Con la fiacca che c’era non era proprio il caso d’essere ottimisti e occorreva stringere la cinghia e anche i denti. La capacità narrativa di Mazzi anima una folla di personaggi che irrompono nelle vicende con quel modo di parlare e di prendere la vita di tutti i giorni che affascina, coinvolge, fa pensare. In questo suolessico famigliare s’incontrano la maestra Lina, mamma dell’autore, l’Albért — suo padre — e il fratello Lauro, insieme a quell’umanità varia del Cicia, l’Andre, il Luganiga, il Jepe, il Gianca e la Gianna, il Giampi, il Fede e tutti gli abitanti di Re, il paese del Santuario della “Madonna del sangue”, l’ultimo comune prima del confine di Ponte Ribellasca con il canton Ticino. Benito Mazzi — giornalista, narratore e saggista nato proprio a Re nel luglio del 1938 — ha pubblicato per le più importanti case editrici decine di libri ed è tradotto in diversi paesi europei e negli Usa. Il suo legame con la valle dove è nato e da sempre abita è stato il filo conduttore di gran parte delle sue storie, come nel caso di “Fam, Füm, Frecc. Il grande romanzo degli spazzacamini”, edito da Priuli & Verlucca. Tra l’altro è l’autore di alcuni libri sul ciclismo (“Palmer, borraccia e via”,” Morello, la fugascìna e la febbre del Giro”,” Coppi, Bartali & Malabrocca”, “Kubler,Koblet, croci torti e pianezzi” )molto belli e appassionanti.
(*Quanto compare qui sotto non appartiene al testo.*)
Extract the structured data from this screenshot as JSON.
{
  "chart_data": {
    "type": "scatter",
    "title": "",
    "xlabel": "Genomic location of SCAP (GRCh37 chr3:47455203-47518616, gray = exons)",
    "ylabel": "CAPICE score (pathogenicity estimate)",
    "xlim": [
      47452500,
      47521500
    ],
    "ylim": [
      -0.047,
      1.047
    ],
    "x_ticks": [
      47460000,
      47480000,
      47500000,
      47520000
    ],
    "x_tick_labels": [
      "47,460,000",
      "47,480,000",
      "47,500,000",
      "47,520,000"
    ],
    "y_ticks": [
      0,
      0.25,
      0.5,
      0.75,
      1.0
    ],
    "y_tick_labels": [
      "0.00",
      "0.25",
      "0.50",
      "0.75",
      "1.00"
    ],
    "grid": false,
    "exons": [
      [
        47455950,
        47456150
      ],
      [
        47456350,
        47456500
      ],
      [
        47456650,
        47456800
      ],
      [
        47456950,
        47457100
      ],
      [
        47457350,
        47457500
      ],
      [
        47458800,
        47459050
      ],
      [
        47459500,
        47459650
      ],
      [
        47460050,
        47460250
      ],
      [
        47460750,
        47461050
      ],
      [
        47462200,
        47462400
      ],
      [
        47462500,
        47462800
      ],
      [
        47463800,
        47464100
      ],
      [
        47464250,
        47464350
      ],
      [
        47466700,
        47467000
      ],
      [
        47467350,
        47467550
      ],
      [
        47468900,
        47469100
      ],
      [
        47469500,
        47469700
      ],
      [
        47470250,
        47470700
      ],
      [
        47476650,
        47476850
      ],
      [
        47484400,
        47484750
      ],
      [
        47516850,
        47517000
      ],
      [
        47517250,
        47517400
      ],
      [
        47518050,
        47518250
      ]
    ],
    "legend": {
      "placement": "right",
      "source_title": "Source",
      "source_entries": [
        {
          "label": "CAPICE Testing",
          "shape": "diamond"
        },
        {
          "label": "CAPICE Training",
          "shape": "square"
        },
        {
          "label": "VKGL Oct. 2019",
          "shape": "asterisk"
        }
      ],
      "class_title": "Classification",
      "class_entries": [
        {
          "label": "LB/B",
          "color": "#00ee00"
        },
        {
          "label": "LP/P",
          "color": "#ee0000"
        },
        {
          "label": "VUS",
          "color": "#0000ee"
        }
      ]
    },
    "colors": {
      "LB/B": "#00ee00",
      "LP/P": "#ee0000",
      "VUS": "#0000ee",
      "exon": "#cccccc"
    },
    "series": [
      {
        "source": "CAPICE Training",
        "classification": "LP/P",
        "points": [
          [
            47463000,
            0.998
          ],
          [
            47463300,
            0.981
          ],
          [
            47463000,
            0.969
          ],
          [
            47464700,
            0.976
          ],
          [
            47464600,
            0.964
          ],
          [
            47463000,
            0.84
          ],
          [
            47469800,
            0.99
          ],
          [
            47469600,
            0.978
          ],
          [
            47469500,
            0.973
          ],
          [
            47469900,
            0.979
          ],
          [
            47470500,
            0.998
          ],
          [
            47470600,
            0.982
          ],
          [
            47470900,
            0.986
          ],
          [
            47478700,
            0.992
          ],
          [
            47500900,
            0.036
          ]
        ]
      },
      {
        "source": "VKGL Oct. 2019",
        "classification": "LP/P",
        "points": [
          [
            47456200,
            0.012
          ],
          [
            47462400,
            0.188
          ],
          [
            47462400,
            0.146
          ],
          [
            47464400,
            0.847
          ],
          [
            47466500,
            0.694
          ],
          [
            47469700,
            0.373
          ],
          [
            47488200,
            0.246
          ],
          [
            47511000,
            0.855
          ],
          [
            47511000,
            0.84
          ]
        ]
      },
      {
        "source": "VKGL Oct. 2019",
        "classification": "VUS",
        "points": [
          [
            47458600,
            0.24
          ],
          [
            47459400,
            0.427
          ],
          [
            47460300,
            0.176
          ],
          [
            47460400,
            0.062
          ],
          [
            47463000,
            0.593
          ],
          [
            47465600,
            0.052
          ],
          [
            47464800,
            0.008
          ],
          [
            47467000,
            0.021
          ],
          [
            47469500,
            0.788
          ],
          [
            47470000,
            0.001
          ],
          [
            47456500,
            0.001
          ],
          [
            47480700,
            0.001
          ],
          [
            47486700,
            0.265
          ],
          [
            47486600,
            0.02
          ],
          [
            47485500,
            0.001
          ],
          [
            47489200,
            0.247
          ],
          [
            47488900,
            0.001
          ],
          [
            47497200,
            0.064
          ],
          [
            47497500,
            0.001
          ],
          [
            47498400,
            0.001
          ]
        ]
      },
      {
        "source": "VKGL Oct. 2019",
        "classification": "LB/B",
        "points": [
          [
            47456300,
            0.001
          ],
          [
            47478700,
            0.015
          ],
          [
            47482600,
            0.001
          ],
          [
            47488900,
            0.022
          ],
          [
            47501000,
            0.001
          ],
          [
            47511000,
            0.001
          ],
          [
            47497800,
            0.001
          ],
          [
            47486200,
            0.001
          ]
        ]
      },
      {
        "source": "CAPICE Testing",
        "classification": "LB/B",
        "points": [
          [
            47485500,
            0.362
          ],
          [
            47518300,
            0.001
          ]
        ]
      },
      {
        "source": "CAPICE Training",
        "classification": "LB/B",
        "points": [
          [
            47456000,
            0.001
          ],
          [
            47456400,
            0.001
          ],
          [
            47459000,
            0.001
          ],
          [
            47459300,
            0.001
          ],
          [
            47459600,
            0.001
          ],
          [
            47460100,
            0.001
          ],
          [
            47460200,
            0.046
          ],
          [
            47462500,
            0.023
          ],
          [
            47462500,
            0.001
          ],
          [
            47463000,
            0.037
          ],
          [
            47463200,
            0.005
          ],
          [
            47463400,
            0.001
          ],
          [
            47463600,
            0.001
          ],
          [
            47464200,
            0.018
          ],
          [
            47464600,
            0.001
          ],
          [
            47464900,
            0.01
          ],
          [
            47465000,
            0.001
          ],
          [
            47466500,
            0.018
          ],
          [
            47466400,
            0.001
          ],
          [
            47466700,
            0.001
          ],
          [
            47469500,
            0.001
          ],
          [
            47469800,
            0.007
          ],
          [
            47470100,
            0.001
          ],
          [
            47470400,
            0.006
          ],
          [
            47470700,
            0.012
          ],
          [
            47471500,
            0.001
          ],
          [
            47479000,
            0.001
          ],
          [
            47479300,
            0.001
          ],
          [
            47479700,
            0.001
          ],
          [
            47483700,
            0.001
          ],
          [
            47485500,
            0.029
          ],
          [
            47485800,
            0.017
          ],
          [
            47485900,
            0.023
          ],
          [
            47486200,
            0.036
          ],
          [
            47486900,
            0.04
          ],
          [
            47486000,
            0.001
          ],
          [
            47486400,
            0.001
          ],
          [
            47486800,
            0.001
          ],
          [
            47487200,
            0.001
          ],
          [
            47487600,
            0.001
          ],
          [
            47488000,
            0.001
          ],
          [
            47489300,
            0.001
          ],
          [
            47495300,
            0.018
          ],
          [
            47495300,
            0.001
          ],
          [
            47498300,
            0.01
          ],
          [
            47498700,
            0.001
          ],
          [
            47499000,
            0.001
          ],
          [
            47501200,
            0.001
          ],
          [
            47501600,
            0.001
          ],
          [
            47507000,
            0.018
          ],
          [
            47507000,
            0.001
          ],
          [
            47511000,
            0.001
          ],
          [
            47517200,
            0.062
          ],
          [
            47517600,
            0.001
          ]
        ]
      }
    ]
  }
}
Il tempo dell’infanzia e dei ricordi, della “formica rossa” suonata nelle osterie e nelle balere, passa e lascia una punta d’amaro anche in Mazzi quando riflette che“..ne erano passati di anni, eppure sembrava ieri il tempo delle elementari. Com’era mutato il paese!. Da bocia mi vergognavo di chiamare mio padre in italiano, mi vergognavo del suo vestire in ordine, con cravatta e colletto inamidato; ora a vergognarsi era chi parlava in dialetto, chi indossava le braghe alla sbof di fustagno… La Svizzera coi suoi franchi aveva profondamente modificato uomini e cose… La gente, invece di godere assennatamente del nuovo benessere, non ne aveva mai a basta, s’affannava dietro qualcosa di indefinito, di irraggiungibile, era inquieta, fredda come le case, non avvertiva più il piacere, la necessità di stare unita come quando abbaiava la volpe…”.

Una vecchia edizione de La Formica Rossa

E allora, non potendo rovesciare la clessidra e tornare indietro nel tempo, leggendo e rileggendo “La formica rossa” si può almeno immaginare quel mondo, apprezzandone i valori che saranno stati anche semplici ma certamente sani e genuini.